El Trabajo de la Logia se desarrolló bajo el signo de la inquietud, debido a la marcha de los acontecimientos. Todos los H… estaban nerviosos, sobre todo Antonio Casal. A la caída de Bilbao, que fue calificada de desastre, cabía añadir los criminales bombardeos fascistas sobre Valencia y el fracaso del ministro del Ejército, Indalecio Prieto, en su intencionado proyecto de convertir el conflicto español en conflicto mundial. El H… Julián Cervera informó con detalle sobre el particular. Indalecio Prieto, H… grado 33, compartiendo el sentir de muchas Logias, estaba convencido de que lo único que podía salvar la situación era la extensión del conflicto.

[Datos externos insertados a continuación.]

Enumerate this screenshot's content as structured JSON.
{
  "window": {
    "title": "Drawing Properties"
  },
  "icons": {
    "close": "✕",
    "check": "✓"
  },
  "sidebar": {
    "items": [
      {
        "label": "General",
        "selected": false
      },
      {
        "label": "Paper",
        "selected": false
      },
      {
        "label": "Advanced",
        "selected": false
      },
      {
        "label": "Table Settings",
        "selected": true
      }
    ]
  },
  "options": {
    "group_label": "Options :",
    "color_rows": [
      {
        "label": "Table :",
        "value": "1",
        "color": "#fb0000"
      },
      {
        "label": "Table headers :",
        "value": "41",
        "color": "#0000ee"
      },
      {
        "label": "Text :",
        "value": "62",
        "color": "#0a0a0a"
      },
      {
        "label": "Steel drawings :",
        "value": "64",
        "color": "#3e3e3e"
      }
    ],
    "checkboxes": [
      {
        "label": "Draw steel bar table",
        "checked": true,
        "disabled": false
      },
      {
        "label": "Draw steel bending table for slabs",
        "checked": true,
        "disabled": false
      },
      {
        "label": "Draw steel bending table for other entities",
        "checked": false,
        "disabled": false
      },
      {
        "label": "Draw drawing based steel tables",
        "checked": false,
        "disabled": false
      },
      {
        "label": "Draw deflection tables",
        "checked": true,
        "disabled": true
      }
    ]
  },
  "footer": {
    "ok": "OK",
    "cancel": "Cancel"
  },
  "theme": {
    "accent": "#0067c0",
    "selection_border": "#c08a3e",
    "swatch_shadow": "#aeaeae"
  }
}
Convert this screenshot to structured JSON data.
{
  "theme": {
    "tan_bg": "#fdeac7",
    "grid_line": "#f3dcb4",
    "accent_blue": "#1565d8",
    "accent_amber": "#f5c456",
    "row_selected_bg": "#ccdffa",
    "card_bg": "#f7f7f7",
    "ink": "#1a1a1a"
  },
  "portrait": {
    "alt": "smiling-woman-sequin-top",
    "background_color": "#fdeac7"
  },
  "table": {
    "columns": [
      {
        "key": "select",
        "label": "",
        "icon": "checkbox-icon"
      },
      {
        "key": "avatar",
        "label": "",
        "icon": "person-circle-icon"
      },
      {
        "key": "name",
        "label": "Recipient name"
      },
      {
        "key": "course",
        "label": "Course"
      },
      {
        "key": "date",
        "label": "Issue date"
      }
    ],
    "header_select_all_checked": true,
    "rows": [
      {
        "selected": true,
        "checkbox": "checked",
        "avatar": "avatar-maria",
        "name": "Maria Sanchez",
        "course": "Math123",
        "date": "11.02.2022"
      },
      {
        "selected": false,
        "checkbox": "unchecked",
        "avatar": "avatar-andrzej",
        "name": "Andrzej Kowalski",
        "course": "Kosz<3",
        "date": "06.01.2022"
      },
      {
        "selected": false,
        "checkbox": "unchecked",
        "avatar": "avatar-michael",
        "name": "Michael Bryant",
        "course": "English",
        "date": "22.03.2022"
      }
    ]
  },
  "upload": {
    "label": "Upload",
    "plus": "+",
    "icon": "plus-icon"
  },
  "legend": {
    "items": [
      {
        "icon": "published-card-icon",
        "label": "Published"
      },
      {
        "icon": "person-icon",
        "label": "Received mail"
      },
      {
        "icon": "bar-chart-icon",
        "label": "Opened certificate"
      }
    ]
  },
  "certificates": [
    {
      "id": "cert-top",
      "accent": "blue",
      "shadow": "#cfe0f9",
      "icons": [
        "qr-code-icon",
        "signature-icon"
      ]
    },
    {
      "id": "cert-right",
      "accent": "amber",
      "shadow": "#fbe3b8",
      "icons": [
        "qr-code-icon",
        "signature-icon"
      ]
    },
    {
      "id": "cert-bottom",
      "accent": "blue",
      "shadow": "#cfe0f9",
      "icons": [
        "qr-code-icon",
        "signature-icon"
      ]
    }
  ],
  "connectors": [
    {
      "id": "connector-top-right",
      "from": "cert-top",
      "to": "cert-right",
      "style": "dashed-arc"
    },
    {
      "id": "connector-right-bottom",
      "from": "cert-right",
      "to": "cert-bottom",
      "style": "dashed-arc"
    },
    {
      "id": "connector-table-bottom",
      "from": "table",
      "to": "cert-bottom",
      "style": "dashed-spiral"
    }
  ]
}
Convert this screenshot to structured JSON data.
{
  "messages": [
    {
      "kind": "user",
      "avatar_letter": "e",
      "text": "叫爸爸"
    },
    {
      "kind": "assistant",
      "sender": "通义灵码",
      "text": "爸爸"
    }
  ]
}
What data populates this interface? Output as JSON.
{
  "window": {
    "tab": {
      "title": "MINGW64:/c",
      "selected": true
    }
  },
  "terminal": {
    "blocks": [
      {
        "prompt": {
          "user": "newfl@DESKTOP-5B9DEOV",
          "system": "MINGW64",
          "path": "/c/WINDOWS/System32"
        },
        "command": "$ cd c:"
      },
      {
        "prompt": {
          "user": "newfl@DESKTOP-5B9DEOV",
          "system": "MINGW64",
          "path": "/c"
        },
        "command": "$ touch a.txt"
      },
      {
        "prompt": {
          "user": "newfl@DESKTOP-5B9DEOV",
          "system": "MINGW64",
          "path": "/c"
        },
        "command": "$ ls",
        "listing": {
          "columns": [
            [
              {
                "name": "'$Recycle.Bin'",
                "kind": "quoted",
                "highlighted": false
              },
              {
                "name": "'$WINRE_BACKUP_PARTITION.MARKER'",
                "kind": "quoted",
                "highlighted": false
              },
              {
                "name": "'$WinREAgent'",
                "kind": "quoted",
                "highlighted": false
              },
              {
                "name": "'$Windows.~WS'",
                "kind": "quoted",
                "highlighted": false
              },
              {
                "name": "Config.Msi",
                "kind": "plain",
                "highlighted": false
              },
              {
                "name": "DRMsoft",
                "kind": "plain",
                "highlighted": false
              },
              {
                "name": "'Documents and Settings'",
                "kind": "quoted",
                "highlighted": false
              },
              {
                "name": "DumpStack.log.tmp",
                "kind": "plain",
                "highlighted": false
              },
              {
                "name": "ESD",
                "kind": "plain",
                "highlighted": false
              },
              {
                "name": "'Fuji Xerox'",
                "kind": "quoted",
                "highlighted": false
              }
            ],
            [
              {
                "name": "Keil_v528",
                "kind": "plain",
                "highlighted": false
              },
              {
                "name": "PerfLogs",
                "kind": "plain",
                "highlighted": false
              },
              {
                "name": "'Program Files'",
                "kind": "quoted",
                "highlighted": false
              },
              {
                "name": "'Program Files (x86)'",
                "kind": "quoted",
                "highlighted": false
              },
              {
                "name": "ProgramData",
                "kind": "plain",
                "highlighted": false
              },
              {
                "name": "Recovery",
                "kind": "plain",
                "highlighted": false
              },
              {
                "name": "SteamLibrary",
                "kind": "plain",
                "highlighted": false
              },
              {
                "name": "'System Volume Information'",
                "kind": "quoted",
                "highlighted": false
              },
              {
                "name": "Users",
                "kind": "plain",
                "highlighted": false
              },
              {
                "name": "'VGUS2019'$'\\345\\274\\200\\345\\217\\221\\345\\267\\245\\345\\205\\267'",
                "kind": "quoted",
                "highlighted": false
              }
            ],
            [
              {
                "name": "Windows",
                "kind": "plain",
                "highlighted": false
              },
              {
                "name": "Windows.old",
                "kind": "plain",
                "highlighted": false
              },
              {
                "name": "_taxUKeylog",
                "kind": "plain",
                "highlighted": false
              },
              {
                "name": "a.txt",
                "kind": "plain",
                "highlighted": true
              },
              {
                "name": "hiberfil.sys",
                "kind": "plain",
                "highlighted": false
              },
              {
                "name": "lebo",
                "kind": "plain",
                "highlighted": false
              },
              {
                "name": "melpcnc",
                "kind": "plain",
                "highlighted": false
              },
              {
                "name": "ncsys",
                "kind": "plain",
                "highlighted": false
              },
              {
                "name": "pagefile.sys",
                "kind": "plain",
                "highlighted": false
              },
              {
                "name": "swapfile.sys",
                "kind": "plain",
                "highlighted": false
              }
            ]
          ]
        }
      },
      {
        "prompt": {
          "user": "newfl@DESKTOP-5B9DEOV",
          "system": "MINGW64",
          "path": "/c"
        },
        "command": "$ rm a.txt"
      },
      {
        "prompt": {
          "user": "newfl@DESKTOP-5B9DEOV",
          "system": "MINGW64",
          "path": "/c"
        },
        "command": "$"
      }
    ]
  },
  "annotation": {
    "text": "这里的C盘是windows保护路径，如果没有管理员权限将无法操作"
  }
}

Para ello, aprovechando que la escuadra alemana había bombardeado por mar, ferozmente, la población de Almería —en represalia por los diversos ataques de la aviación «gubernamental» contra el crucero italiano
Baltesta
y el alemán
Deutschland
—, se le ocurrió que podía perseguirse a los navíos alemanes por el Mediterráneo y hundirlos, provocando con ello el estallido. La idea era soberbia —opinó el H… Julián Cervera—. Por desgracia, el Presidente del Gobierno, señor Negrín, quiso consultar a Moscú y Moscú opuso su veto. «Naturalmente —terminó el H… Julián Cervera—, a Rusia no le interesa que la guerra se acerque a su suelo.»